3. **Input Monitoring:** Enable this permission so VIA can listen for your global push-to-talk hotkeys when it is running in the background.
- *If using Option 1 (Binary):* Add and enable `VoiceInputAssistant.app`.
- *If using Option 2 (Source):* Enable your host application.
4. **Microphone (Option 1 Only):** The first time you press the hotkey in the standalone app, macOS will prompt you to allow Microphone access.
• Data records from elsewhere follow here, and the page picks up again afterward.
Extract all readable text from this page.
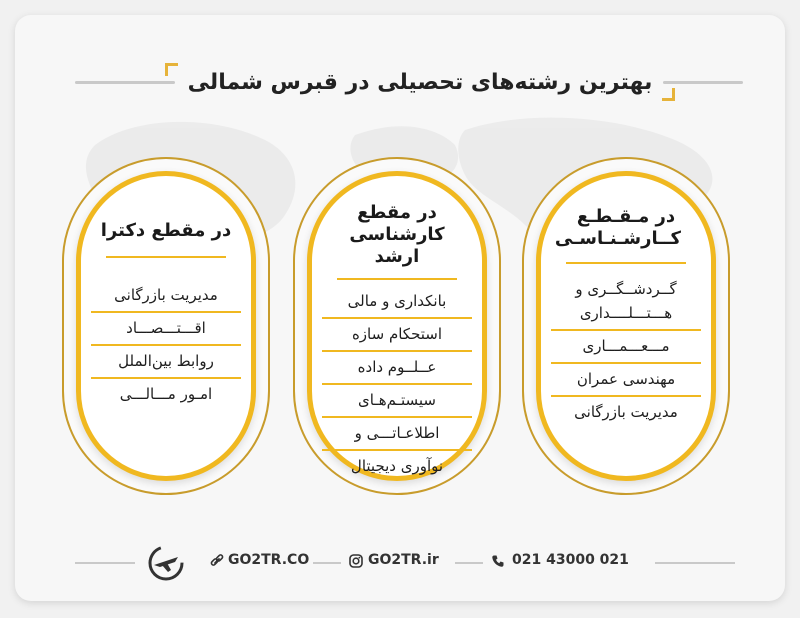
بهترین رشته‌های تحصیلی در قبرس شمالی
در مقطع دکترا
مدیریت بازرگانی
اقـــتـــصـــاد
روابط بین‌الملل
امـور مـــالـــی
در مقطع کارشناسی ارشد
بانکداری و مالی
استحکام سازه
عــلــوم داده
سیستـم‌هـای
اطلاعـاتـــی و
نوآوری دیجیتال
در مـقـطـع کــارشـنـاسـی
گــردشــگــری و
هـــتـــلــــداری
مـــعـــمـــاری
مهندسی عمران
مدیریت بازرگانی
GO2TR.CO	GO2TR.ir	021 43000 021
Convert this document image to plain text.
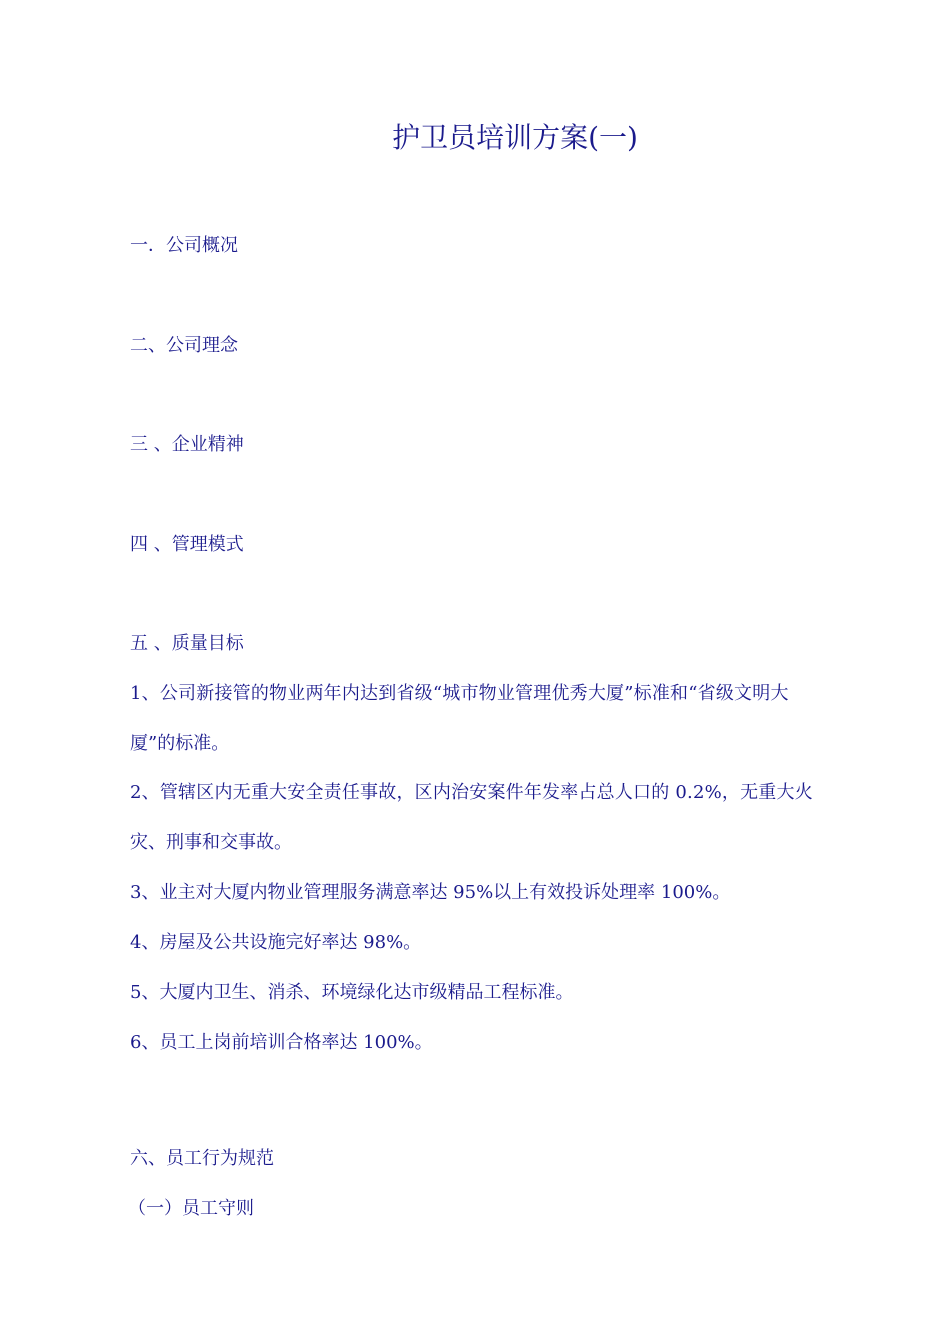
护卫员培训方案(一)
一．公司概况
二、公司理念
三 、企业精神
四 、管理模式
五 、质量目标
1、公司新接管的物业两年内达到省级“城市物业管理优秀大厦”标准和“省级文明大
厦”的标准。
2、管辖区内无重大安全责任事故，区内治安案件年发率占总人口的 0.2%，无重大火
灾、刑事和交事故。
3、业主对大厦内物业管理服务满意率达 95%以上有效投诉处理率 100%。
4、房屋及公共设施完好率达 98%。
5、大厦内卫生、消杀、环境绿化达市级精品工程标准。
6、员工上岗前培训合格率达 100%。
六、员工行为规范
（一）员工守则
Click **OK**.

> **Note on using the `Fn` (Globe) key as a hotkey:** If you intend to use the `Fn` key as your hotkey, you will likely need to disable macOS system shortcuts that use it to prevent conflicts.

---

### 🪟 Windows

#### Option 1: Using Pre-built Binaries (Recommended)
1. Go to the [Releases](https://github.com/yuhao-he/voice-input-assistant/releases) page.
2. Download the `VoiceInputAssistant-Windows.zip` file.
3. Extract the ZIP file and run `VoiceInputAssistant.exe`.

#### Option 2: Building from Source
```powershell
# Clone the repo
git clone https://github.com/yuhao-he/voice-input-assistant.git
cd voice-input-assistant

# Create and activate virtual environment
python -m venv venv
venv\Scripts\activate

# Install dependencies
pip install -r requirements.txt
pip install "PyQt6==6.6.1" "PyQt6-Qt6==6.6.2"

# Run the app
python main.py
```

---

### 🐧 Linux

#### Option 1: Using Pre-built Binaries (Recommended)
1. Go to the [Releases](https://github.com/yuhao-he/voice-input-assistant/releases) page.
2. Download the `VoiceInputAssistant-Linux.tar.gz` file.
3. Extract the archive and run the `VoiceInputAssistant` executable.

#### Option 2: Building from Source
To build on Linux, you will need C headers for the audio bindings (`libasound2-dev` or `portaudio19-dev`).
```bash
# Clone the repository
git clone https://github.com/yuhao-he/voice-input-assistant.git
cd voice-input-assistant

# Create a virtual environment
python3 -m venv venv
source venv/bin/activate

# Install dependencies
pip install -r requirements.txt

# Run the app
python main.py
```

## Running the App

Once running, press **`Ctrl` + `Shift` + `Alt` + `Q`** anywhere to show or hide the settings menu.

You can also access the settings menu via the microphone icon in your system tray or macOS menu bar.